- Associated Press - Tuesday, January 27, 2015

GLENDALE, Calif. (AP) - The city of Glendale has sued the state of California over a potential loss of more than $30 million in interest from loans made decades ago to its now-defunct redevelopment agency.

The case will hinge upon whether to use interest rates agreed upon when the loans were first signed in the 1970s or when the Department of Finance reinstated them a few years ago, the Los Angeles Times reported (https://lat.ms/1z6gsA4 ).

When the redevelopment agency was founded in the early 1970s, it received dozens of loans from City Hall for improvement and revitalization projects that were paid back to the general fund through property taxes.

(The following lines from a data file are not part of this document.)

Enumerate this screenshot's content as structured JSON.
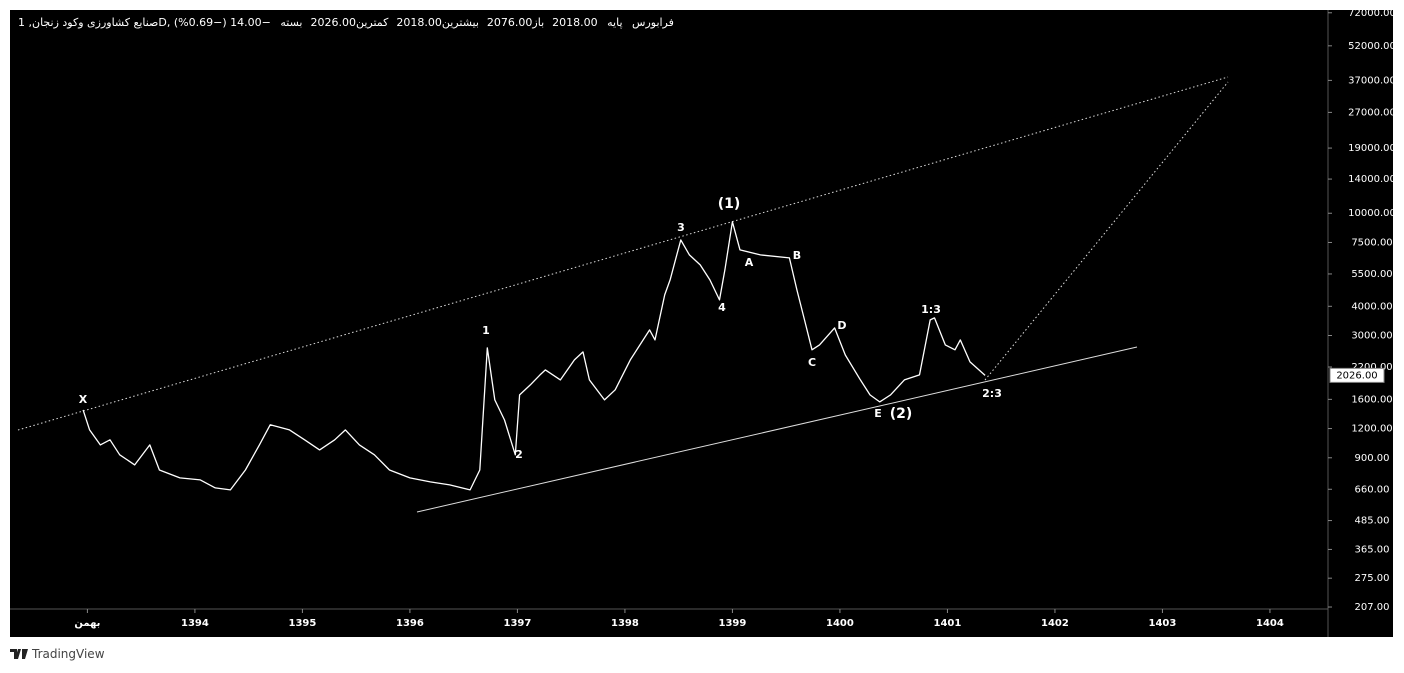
{
  "header": {
    "symbol": "صنایع کشاورزی وکود زنجان, 1D, فرابورس",
    "market": "پایه",
    "ohlc": [
      {
        "label": "باز",
        "value": "2018.00"
      },
      {
        "label": "بیشترین",
        "value": "2076.00"
      },
      {
        "label": "کمترین",
        "value": "2018.00"
      },
      {
        "label": "بسته",
        "value": "2026.00"
      }
    ],
    "change": "−14.00 (−0.69%)"
  },
  "chart_data": {
    "type": "line",
    "log_scale": true,
    "color": "#ffffff",
    "x": [
      1392.96,
      1393.02,
      1393.12,
      1393.21,
      1393.3,
      1393.44,
      1393.58,
      1393.67,
      1393.86,
      1394.05,
      1394.19,
      1394.33,
      1394.47,
      1394.6,
      1394.7,
      1394.88,
      1395.02,
      1395.16,
      1395.3,
      1395.4,
      1395.53,
      1395.67,
      1395.81,
      1396.0,
      1396.19,
      1396.37,
      1396.56,
      1396.65,
      1396.72,
      1396.79,
      1396.88,
      1396.98,
      1397.02,
      1397.12,
      1397.21,
      1397.26,
      1397.4,
      1397.53,
      1397.61,
      1397.67,
      1397.81,
      1397.91,
      1398.05,
      1398.23,
      1398.28,
      1398.37,
      1398.42,
      1398.52,
      1398.6,
      1398.7,
      1398.79,
      1398.88,
      1398.93,
      1399.0,
      1399.07,
      1399.26,
      1399.53,
      1399.6,
      1399.67,
      1399.74,
      1399.81,
      1399.95,
      1400.05,
      1400.19,
      1400.28,
      1400.37,
      1400.47,
      1400.6,
      1400.74,
      1400.84,
      1400.88,
      1400.98,
      1401.07,
      1401.12,
      1401.21,
      1401.35
    ],
    "values": [
      1442,
      1184,
      1022,
      1074,
      927,
      839,
      1022,
      798,
      738,
      724,
      669,
      656,
      798,
      1022,
      1245,
      1184,
      1074,
      973,
      1074,
      1184,
      1022,
      927,
      798,
      738,
      710,
      689,
      656,
      798,
      2655,
      1592,
      1306,
      927,
      1671,
      1845,
      2036,
      2138,
      1937,
      2360,
      2552,
      1937,
      1592,
      1757,
      2360,
      3170,
      2873,
      4477,
      5188,
      7691,
      6637,
      6012,
      5188,
      4262,
      5728,
      9188,
      6970,
      6637,
      6442,
      4700,
      3500,
      2606,
      2735,
      3234,
      2477,
      1937,
      1671,
      1560,
      1671,
      1937,
      2036,
      3500,
      3568,
      2735,
      2606,
      2873,
      2314,
      2026
    ],
    "last_label": "2026.00",
    "xlim": [
      1392.28,
      1404.54
    ],
    "xticks": [
      {
        "value": 1393,
        "label": "بهمن"
      },
      1394,
      1395,
      1396,
      1397,
      1398,
      1399,
      1400,
      1401,
      1402,
      1403,
      1404
    ],
    "ylim": [
      203,
      74000
    ],
    "yticks": [
      {
        "value": 207,
        "label": "207.00"
      },
      {
        "value": 275,
        "label": "275.00"
      },
      {
        "value": 365,
        "label": "365.00"
      },
      {
        "value": 485,
        "label": "485.00"
      },
      {
        "value": 660,
        "label": "660.00"
      },
      {
        "value": 900,
        "label": "900.00"
      },
      {
        "value": 1200,
        "label": "1200.00"
      },
      {
        "value": 1600,
        "label": "1600.00"
      },
      {
        "value": 2200,
        "label": "2200.00"
      },
      {
        "value": 3000,
        "label": "3000.00"
      },
      {
        "value": 4000,
        "label": "4000.00"
      },
      {
        "value": 5500,
        "label": "5500.00"
      },
      {
        "value": 7500,
        "label": "7500.00"
      },
      {
        "value": 10000,
        "label": "10000.00"
      },
      {
        "value": 14000,
        "label": "14000.00"
      },
      {
        "value": 19000,
        "label": "19000.00"
      },
      {
        "value": 27000,
        "label": "27000.00"
      },
      {
        "value": 37000,
        "label": "37000.00"
      },
      {
        "value": 52000,
        "label": "52000.00"
      },
      {
        "value": 72000,
        "label": "72000.00"
      }
    ],
    "annotations": [
      "X",
      "1",
      "2",
      "3",
      "(1)",
      "4",
      "A",
      "B",
      "C",
      "D",
      "E",
      "(2)",
      "1:3",
      "2:3"
    ]
  },
  "footer": {
    "brand": "TradingView"
  }
}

State officials ended local redevelopment agencies in 2011, with tens of millions of dollars still owed to cities. To ease the impact, the Legislature passed a measure allowing Sacramento to reinstate some loans, but only if the money was intended for legitimate redevelopment purposes.

The state’s Department of Finance Oversight Board determined that amount in Glendale involved 13 projects worth $13.6 million, not accounting for any interest.

The Times said where local government and state government differ is the interest rate, also known as the Local Agency Investment Fund rate.

Those rates were as high as about 12 percent in 1981 but just 0.22 percent in the second quarter of 2014. Based on the rates when City Hall’s loans were distributed, the accumulated interest is $31.9 million, according to the complaint filed by city attorneys.

After several meetings between local and state officials, the Department of Finance said Glendale was entitled to a 0.28 percent rate - or only $974,200 in cash generated by interest, the complaint read.

City Manager Scott Ochoa called the process of pursuing the reinstatement of the loans a “bait and switch.”

“It’s as though the city is at a point where it is reaping the benefits of the good work done by the redevelopment agency only to have those flickers of opportunity snuffed out by the state,” he told the newspaper.

Ochoa added that the $31.9 million would have gone back to the general fund to benefit parks and community centers, for example.

State attorneys have filed a response to the city’s claims, but did not return phone calls seeking comment.

The city filed the case last summer. A Sacramento County Superior Court judge is scheduled to hold a hearing Feb. 13.